ExtrasFirst up we get a full-length audio commentary with Hong Kong Cinema expert Bey Logan, who frantically takes us through all of the background into not only the production but also the era in Asian cinema history that it was made in. He knows altogether far too much about everything to do with this and many similar films, reeling off the cast and crew biographies in a way that they could probably not do themselves. In fact he probably knows more about this film than any single person actually involved in the production itself. Despite all of this, his fuel-injected trivia barrage is only manageable in short doses. I personally got sick of this man a long time ago purely because he has no idea how to talk to an audience; all he can do is talk at an audience. For fans of the movie, the genre or this stage in Asian cinema history, there is plenty of trivia to keep you entertained.
There are two fairly hefty recent interviews with the lead protagonists - Yuen Biao and Yuen Wah, who speak for ten minutes and fifteen minutes respectively and happily recall their experiences of the production.

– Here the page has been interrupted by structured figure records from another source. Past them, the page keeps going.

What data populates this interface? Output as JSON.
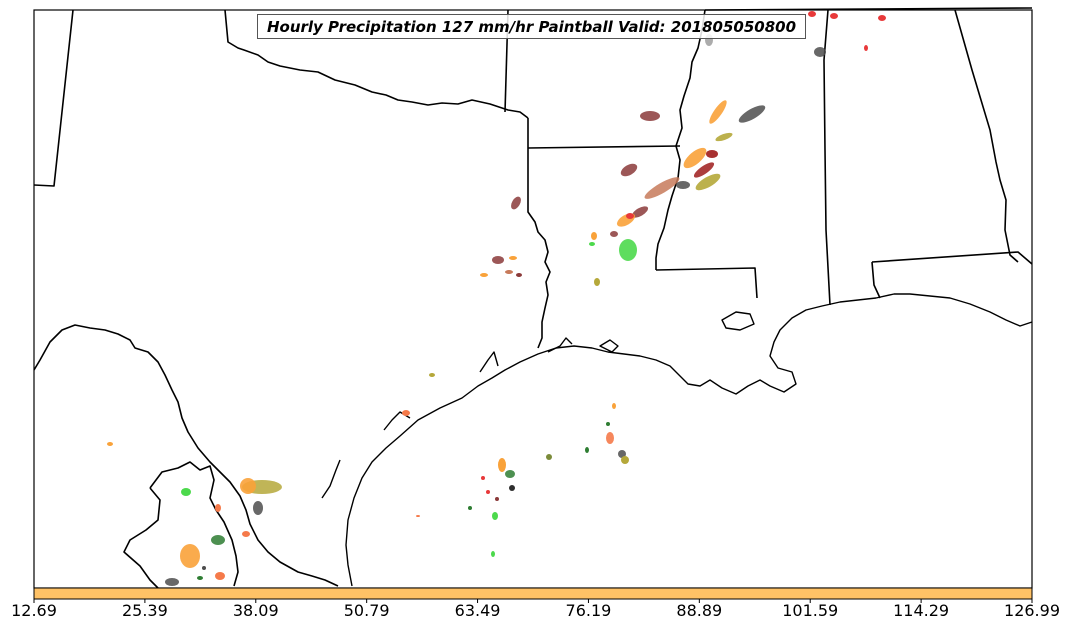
{
  "title": "Hourly Precipitation 127 mm/hr Paintball Valid: 201805050800",
  "colorbar": {
    "fill_color": "#ffc266",
    "tick_labels": [
      "12.69",
      "25.39",
      "38.09",
      "50.79",
      "63.49",
      "76.19",
      "88.89",
      "101.59",
      "114.29",
      "126.99"
    ]
  },
  "colors": {
    "red": "#e8393a",
    "orange": "#f9a23a",
    "salmon": "#f57a4a",
    "maroon": "#8b3a3a",
    "dark_red": "#9e1b1b",
    "olive": "#b5a83a",
    "green": "#4cd94c",
    "dark_green": "#2e7d32",
    "gray": "#4d4d4d"
  }
}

They discuss the obstacles they faced, the ice-cold snow set, the difficulty in doing some of the scenes and the many funny incidents that occurred behind the scenes. The interviews are packed with an unnecessary amount of footage from the final film itself but are saved largely by the anecdotal value that they exhibit.
Finally there are a two trailers for the main feature itself and a selection of trailers for other similar movies in the Hong Kong Legends and Premier Asia range, including several classic Chow Yun Fat films and the excellent Ong Bak
VerdictThis frantic martial arts action-comedy fantasy is simply bristling with energy and enthusiasm and does not fail to entertain despite its dated traits. The video presentation and audio tracks are fairly rudimentary, but that is only to be expected considering its age. The extras are pretty comprehensive, particularly for those who enjoy the movie and this release is well worth your time if you like the genre and this type of action romp. If you're unsure, it's still worth a rental to keep you entertained after a late night out in town.